Is there a way where we can for force the user to enter their username and password (Their AD username and password) to login.
We are looking to implement a manual login in Archer but the username and password is the one present in AD. The challenge is we cannot bring in the AD password into Archer as it is encrypted and the manual login validation is done against the local archer password.
- Active Directory
- Community Thread
- Forum Thread
- RSA Archer
- RSA Archer Suite
Since the Archer LDAP synch process does not synch the user's AD password, the only way to force a user to enter their AD credentials is to not implement SSO and use the Archer manual login URL. This will force people to enter their AD userid and the password they created in Archer plus select their domain from the drop down list (if you have more than one domain). There is no way to synch passwords between AD and Archer.
We have a subset of our user base that, for technical reasons with the devices they use, cannot use SSO. Supporting them, e.g., locked Archer accounts, forgotten passwords, etc., causes huge administrative overhead. We estimate 10% of our manual login user base has some kind of authentication issue every business day, which results in them contacting the Archer team. We use the Bulk Password Reset available here to unlock their Archer account and send them a new password (which must be changed at their next login) which helps.

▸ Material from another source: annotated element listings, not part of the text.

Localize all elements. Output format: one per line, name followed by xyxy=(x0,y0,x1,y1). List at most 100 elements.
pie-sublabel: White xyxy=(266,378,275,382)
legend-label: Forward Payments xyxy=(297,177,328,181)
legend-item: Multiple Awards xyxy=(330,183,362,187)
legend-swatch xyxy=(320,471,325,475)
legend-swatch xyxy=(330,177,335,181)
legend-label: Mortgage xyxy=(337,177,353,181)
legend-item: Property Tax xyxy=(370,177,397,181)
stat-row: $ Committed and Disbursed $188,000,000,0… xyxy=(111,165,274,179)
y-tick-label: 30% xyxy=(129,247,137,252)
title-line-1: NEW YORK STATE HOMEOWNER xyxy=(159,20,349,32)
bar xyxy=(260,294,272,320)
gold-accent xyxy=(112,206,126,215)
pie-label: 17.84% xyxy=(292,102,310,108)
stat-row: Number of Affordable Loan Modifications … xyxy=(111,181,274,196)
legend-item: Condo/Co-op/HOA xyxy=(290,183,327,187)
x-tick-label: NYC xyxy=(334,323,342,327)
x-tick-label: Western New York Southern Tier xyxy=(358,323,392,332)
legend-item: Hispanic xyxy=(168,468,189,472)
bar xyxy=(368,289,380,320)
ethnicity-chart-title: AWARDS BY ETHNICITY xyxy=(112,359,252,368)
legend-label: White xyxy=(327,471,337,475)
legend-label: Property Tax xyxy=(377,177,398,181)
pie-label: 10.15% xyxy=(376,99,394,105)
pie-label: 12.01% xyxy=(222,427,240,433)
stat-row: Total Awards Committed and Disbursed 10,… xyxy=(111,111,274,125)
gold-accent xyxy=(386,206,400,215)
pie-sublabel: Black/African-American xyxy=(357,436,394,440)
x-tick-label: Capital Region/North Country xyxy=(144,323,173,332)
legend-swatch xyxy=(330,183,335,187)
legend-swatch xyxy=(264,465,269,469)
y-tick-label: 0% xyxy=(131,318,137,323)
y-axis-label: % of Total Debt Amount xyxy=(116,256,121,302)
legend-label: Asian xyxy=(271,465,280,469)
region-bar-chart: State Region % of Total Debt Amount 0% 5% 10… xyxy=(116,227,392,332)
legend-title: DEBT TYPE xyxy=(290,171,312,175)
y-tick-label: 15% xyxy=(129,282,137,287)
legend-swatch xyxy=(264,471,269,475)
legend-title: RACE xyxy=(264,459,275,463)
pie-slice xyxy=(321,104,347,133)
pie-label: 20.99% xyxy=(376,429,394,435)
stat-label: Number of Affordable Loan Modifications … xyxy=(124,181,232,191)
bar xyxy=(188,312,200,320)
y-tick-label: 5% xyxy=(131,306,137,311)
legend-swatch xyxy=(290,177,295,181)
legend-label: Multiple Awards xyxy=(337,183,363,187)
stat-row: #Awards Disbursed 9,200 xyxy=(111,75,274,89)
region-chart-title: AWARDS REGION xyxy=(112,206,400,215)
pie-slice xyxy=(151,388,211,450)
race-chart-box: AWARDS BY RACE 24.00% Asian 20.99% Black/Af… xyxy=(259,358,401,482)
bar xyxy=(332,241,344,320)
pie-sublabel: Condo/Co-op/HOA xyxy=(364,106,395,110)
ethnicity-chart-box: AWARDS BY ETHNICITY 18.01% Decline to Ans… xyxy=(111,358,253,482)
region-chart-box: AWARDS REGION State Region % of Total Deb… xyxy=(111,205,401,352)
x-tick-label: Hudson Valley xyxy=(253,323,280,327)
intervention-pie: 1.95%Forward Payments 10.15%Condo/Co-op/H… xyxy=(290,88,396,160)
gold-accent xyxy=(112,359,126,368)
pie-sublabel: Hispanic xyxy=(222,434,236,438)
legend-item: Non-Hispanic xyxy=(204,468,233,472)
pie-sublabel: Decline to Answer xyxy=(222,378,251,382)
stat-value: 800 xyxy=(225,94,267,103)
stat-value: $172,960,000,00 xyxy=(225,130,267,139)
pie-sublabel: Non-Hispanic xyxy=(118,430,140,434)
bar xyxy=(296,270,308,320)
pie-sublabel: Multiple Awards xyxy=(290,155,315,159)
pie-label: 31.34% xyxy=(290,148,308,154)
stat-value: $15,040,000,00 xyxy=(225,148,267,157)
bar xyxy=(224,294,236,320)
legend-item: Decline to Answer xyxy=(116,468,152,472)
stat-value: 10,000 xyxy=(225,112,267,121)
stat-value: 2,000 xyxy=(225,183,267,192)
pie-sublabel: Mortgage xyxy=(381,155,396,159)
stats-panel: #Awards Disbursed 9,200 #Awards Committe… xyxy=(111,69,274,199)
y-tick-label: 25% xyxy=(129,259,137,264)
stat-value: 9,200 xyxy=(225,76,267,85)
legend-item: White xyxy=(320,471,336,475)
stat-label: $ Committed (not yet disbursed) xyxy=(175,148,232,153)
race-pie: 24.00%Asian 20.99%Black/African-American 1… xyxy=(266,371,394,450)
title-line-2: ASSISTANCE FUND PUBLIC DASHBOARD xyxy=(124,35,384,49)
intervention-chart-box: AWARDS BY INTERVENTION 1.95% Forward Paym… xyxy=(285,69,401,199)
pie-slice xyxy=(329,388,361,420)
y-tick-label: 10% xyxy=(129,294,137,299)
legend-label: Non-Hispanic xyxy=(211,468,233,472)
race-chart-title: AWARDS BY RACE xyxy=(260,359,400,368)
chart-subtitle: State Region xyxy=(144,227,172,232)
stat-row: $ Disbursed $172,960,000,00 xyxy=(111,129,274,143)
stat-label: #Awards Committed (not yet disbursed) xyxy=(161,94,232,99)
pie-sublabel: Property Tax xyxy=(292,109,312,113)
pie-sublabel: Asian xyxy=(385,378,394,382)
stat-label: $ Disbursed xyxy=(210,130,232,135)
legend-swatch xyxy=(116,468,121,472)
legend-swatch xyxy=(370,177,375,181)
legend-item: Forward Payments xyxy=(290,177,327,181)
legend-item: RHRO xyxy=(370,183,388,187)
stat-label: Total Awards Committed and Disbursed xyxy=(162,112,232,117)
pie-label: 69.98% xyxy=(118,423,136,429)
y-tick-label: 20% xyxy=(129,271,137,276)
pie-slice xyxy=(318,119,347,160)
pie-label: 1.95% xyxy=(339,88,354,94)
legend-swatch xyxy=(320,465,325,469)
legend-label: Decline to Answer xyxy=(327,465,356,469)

In your situation, I trust there will be an offsetting benefit.
Thank you for your response, Mike.
What we are trying to implement is: Use the Archer Manual Login URL and have the user use the AD credentials instead of the local "Archer creds".
I'm assuming, this will not be feasible out of the box. So we will need to build a page upfront: which will prompt for the AD creds from the user. This will be validated against the AD, once validated, we then use the API to generate a session token in Archer and then redirect to Archer.
Mike is correct. You cannot bring salted pass from AD to Archer.
In some customer environments, we used other types authentication, e.g. SiteMinder SSO allows to do what you described, authenticate first and then send HTTP header to Archer.
In other cases, we used 3rd party servlet to do request authentication. But either may not work with some special cases, e.g. Devices or mobiles.
I wonder if you could accomplish this through IIS configuration and directory security settings in the filesystem? If you configure the site for anonymous authentication and you add directory security to the Archer web root, IIS would not get a Kerberos ticket and would prompt the user for their AD credentials, wouldn't it?
That does make sense. That way IIS will always prompt for authentication. I'll give that a shot and hopefully will work. Thank you for your response.
We have been trying to do something similar since 2016 in version 5.5, we now have 6.3 but still haven't managed to get what we need. We would also like our users to always enter their User and Pwd from AD. Could you please let me know if this method above worked for you?